Sometimes not having TV is more annoying than others. Am I the last person to see this?
(Thanks, Alejna for sharing that one … and the parody vids as well.)
This video surprised me. I’ve distanced myself from this whole push toward the nomination. I haven’t taken a side, haven’t let my comments hint at a leaning in any direction. (Ok, yes, I posted that wacky Obama-sistible video, but how could I have refrained from that?) Last term, Jeovany was convinced I must be an Obama supporter (“Come on, Miss. You gotta vote for the black guy.”), while Reina figured I must be for Hillary (“She’s a woman, too, you know.”), and it drove them crazy that I wouldn’t say who I wanted to be the nominee.
I have a friend who, from day one, has been one of the most enthusiastic and vocal Obama fans. She would definitely have fallen into that annoyingly-named category, the Obamaniacs. She couldn’t understand how I could be on the fence, how I hadn’t yet seen the light. And, to be honest, I couldn’t understand it, either.

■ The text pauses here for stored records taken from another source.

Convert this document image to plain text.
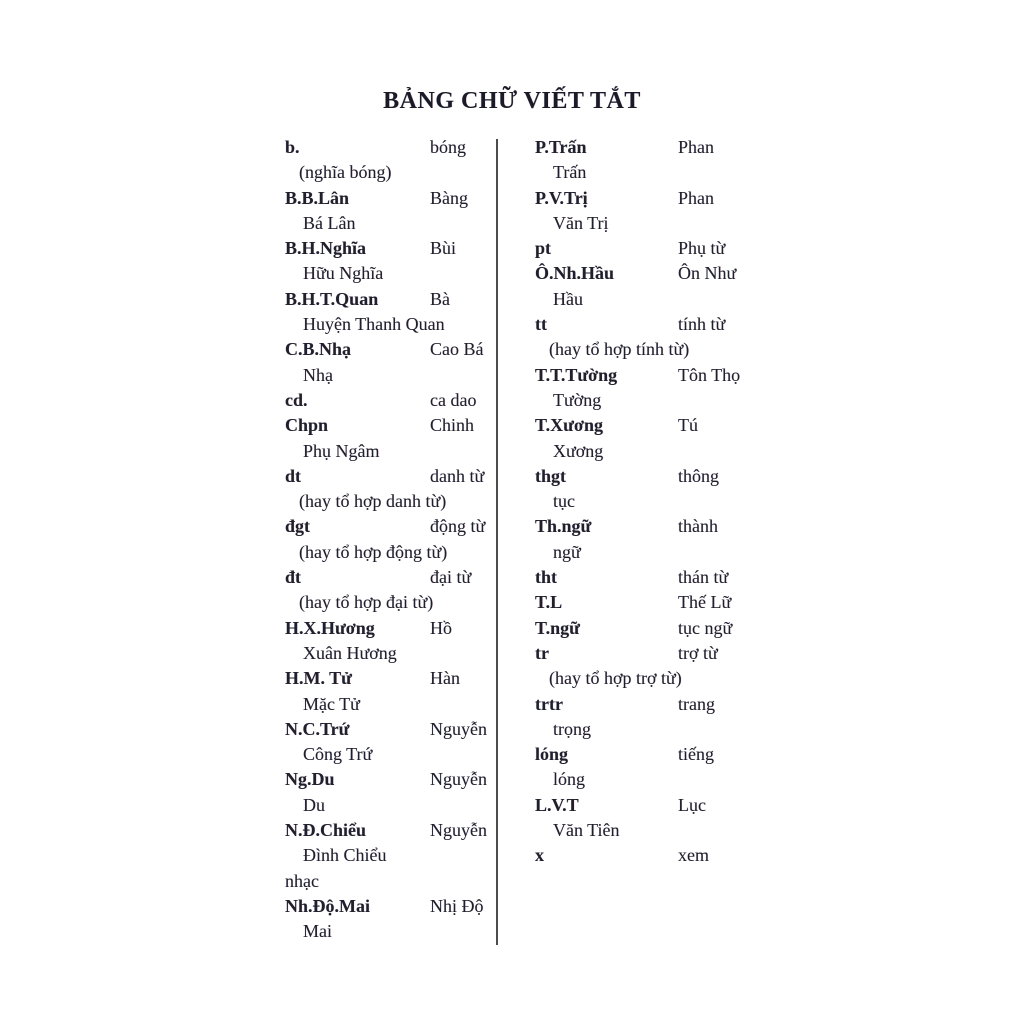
BẢNG CHỮ VIẾT TẮT
b.	bóng
(nghĩa bóng)
B.B.Lân	Bàng
Bá Lân
B.H.Nghĩa	Bùi
Hữu Nghĩa
B.H.T.Quan	Bà
Huyện Thanh Quan
C.B.Nhạ	Cao Bá
Nhạ
cd.	ca dao
Chpn	Chinh
Phụ Ngâm
dt	danh từ
(hay tổ hợp danh từ)
đgt	động từ
(hay tổ hợp động từ)
đt	đại từ
(hay tổ hợp đại từ)
H.X.Hương	Hồ
Xuân Hương
H.M. Tử	Hàn
Mặc Tử
N.C.Trứ	Nguyễn
Công Trứ
Ng.Du	Nguyễn
Du
N.Đ.Chiểu	Nguyễn
Đình Chiểu
nhạc
Nh.Độ.Mai	Nhị Độ
Mai
P.Trấn	Phan
Trấn
P.V.Trị	Phan
Văn Trị
pt	Phụ từ
Ô.Nh.Hầu	Ôn Như
Hầu
tt	tính từ
(hay tổ hợp tính từ)
T.T.Tường	Tôn Thọ
Tường
T.Xương	Tú
Xương
thgt	thông
tục
Th.ngữ	thành
ngữ
tht	thán từ
T.L	Thế Lữ
T.ngữ	tục ngữ
tr	trợ từ
(hay tổ hợp trợ từ)
trtr	trang
trọng
lóng	tiếng
lóng
L.V.T	Lục
Văn Tiên
x	xem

I mean, I should have been so excited that a black candidate was running so well, getting so many people energized about November, pulling so many young voters into the campaign. Should have been excited that people were really taking his candidacy seriously.
But I wasn’t. I said in another post that I was ambivalent about the race, but that’s not exactly right. In my head I wanted to support each candidate equally and see which one won me over, which one swayed me to their cause. In my heart, I wanted to be for Obama. Not in a ‘race trumps gender’ way, but … in a ‘race pride‘ way, which was a feeling that surprised me because it smacked too much of Jeovany’s confidence that I’d support Obama simply because he was black. I wanted to be for Obama because how amazing was it that he was getting the support he was getting, getting the endorsements he was getting, raising as much money as he was raising? How amazing was it that his candidacy was happening, was viable?

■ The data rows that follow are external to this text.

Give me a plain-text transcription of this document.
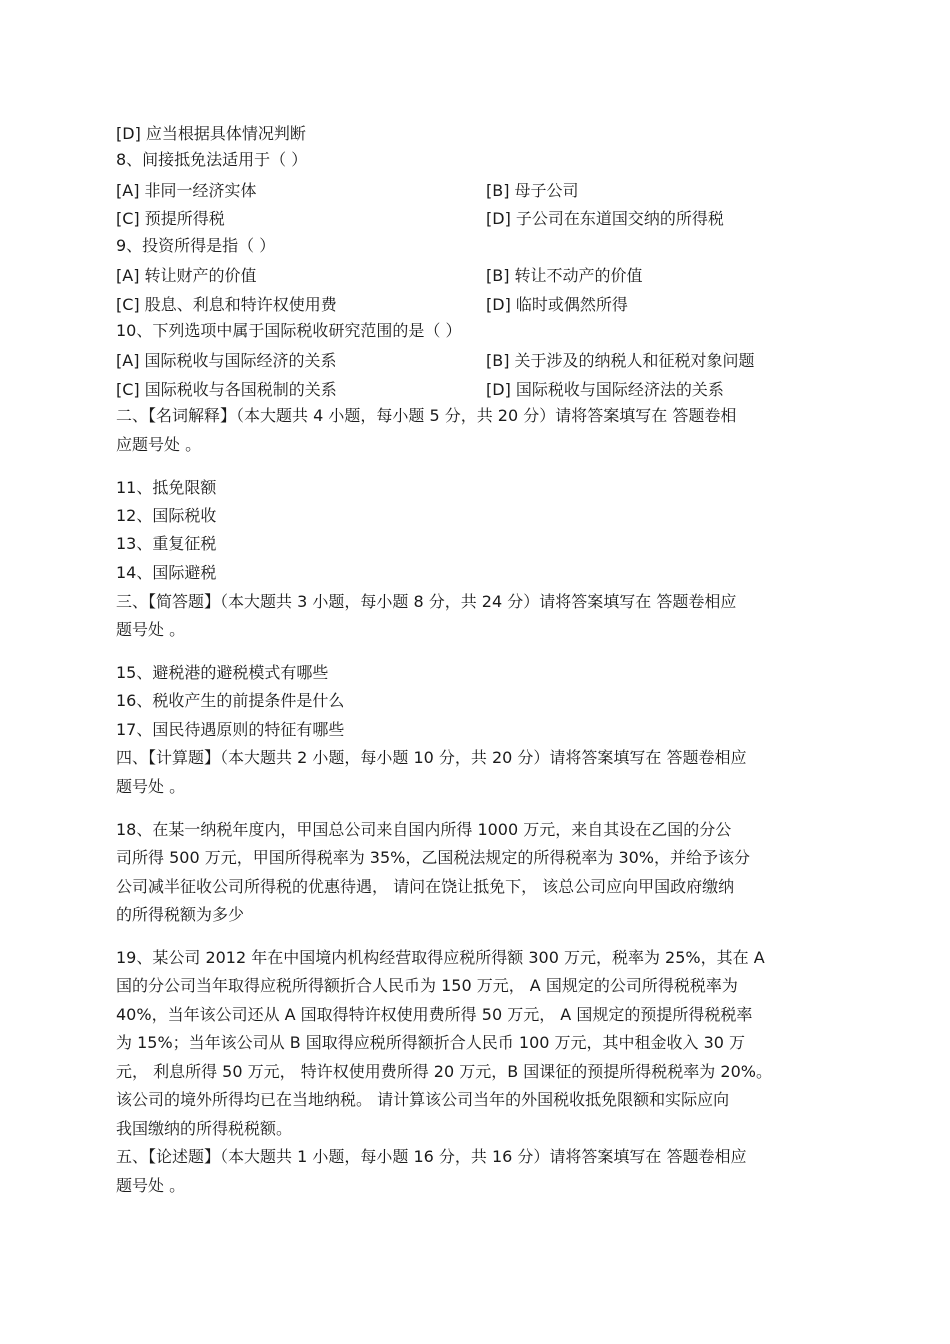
[D] 应当根据具体情况判断
8、间接抵免法适用于（ ）
[A] 非同一经济实体	[B] 母子公司
[C] 预提所得税	[D] 子公司在东道国交纳的所得税
9、投资所得是指（ ）
[A] 转让财产的价值	[B] 转让不动产的价值
[C] 股息、利息和特许权使用费	[D] 临时或偶然所得
10、下列选项中属于国际税收研究范围的是（ ）
[A] 国际税收与国际经济的关系	[B] 关于涉及的纳税人和征税对象问题
[C] 国际税收与各国税制的关系	[D] 国际税收与国际经济法的关系
二、【名词解释】（本大题共 4 小题，每小题 5 分，共 20 分）请将答案填写在 答题卷相
应题号处 。
11、抵免限额
12、国际税收
13、重复征税
14、国际避税
三、【简答题】（本大题共 3 小题，每小题 8 分，共 24 分）请将答案填写在 答题卷相应
题号处 。
15、避税港的避税模式有哪些
16、税收产生的前提条件是什么
17、国民待遇原则的特征有哪些
四、【计算题】（本大题共 2 小题，每小题 10 分，共 20 分）请将答案填写在 答题卷相应
题号处 。
18、在某一纳税年度内，甲国总公司来自国内所得 1000 万元，来自其设在乙国的分公
司所得 500 万元，甲国所得税率为 35%，乙国税法规定的所得税率为 30%，并给予该分
公司减半征收公司所得税的优惠待遇， 请问在饶让抵免下， 该总公司应向甲国政府缴纳
的所得税额为多少
19、某公司 2012 年在中国境内机构经营取得应税所得额 300 万元，税率为 25%，其在 A
国的分公司当年取得应税所得额折合人民币为 150 万元， A 国规定的公司所得税税率为
40%，当年该公司还从 A 国取得特许权使用费所得 50 万元， A 国规定的预提所得税税率
为 15%；当年该公司从 B 国取得应税所得额折合人民币 100 万元，其中租金收入 30 万
元， 利息所得 50 万元， 特许权使用费所得 20 万元，B 国课征的预提所得税税率为 20%。
该公司的境外所得均已在当地纳税。 请计算该公司当年的外国税收抵免限额和实际应向
我国缴纳的所得税税额。
五、【论述题】（本大题共 1 小题，每小题 16 分，共 16 分）请将答案填写在 答题卷相应
题号处 。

But the feeling wasn’t there, and I couldn’t figure out why.
Hillary suspended her campaign. Nothing. When I wrote about HIllary’s concession speech, I actually said, ” I might even be glad that Barack Obama has become my party’s presumptive nominee.” Who am I kidding? Of course I was glad. I mean, wasn’t I glad? Then why couldn’t I feel it?
And then I saw this video. At first I thought, “Oh, this is clever. Oh and isn’t that Kareem Abdul-Jabbar?” And then I was crying. Yes, really. Crying. Sobbing, actually. That freaked me right out. What the hell was that about? I couldn’t figure it. I watched the video again, got choked up and teary. WTF?
The epiphany didn’t come until the next day. I’ve spent so many months holding my breath, afraid to be enthusiastic about Obama, afraid of all the awful turns fate could have taken, afraid to hope that this could happen, that we could have a black man running for president as the nominee of a major political party, afraid to believe we had that in us.
And then he made the delegate count. And then Clinton stepped down. And then that sat with me for a while.
There are still things to be afraid of — so many things, so many things — but something in that video shook me loose, pushed past the barrier I’d put up between myself and my excitement over Obama. Look at so many of the faces in that video. Their joy. Their pride. Their wonder and conviction. This is real. This is here. This is my country doing something I never thought I’d live to see my country do. This is who we have become. This is possible.
Maybe it’s true. Maybe we can.
So I’m outing myself today, for good and all. This is who I am, an Obama supporter … still a little shaky standing in the open, but here I am. Here I am. Proud. Such a relief, really. And it meant that when I found this: I didn’t shed a single tear.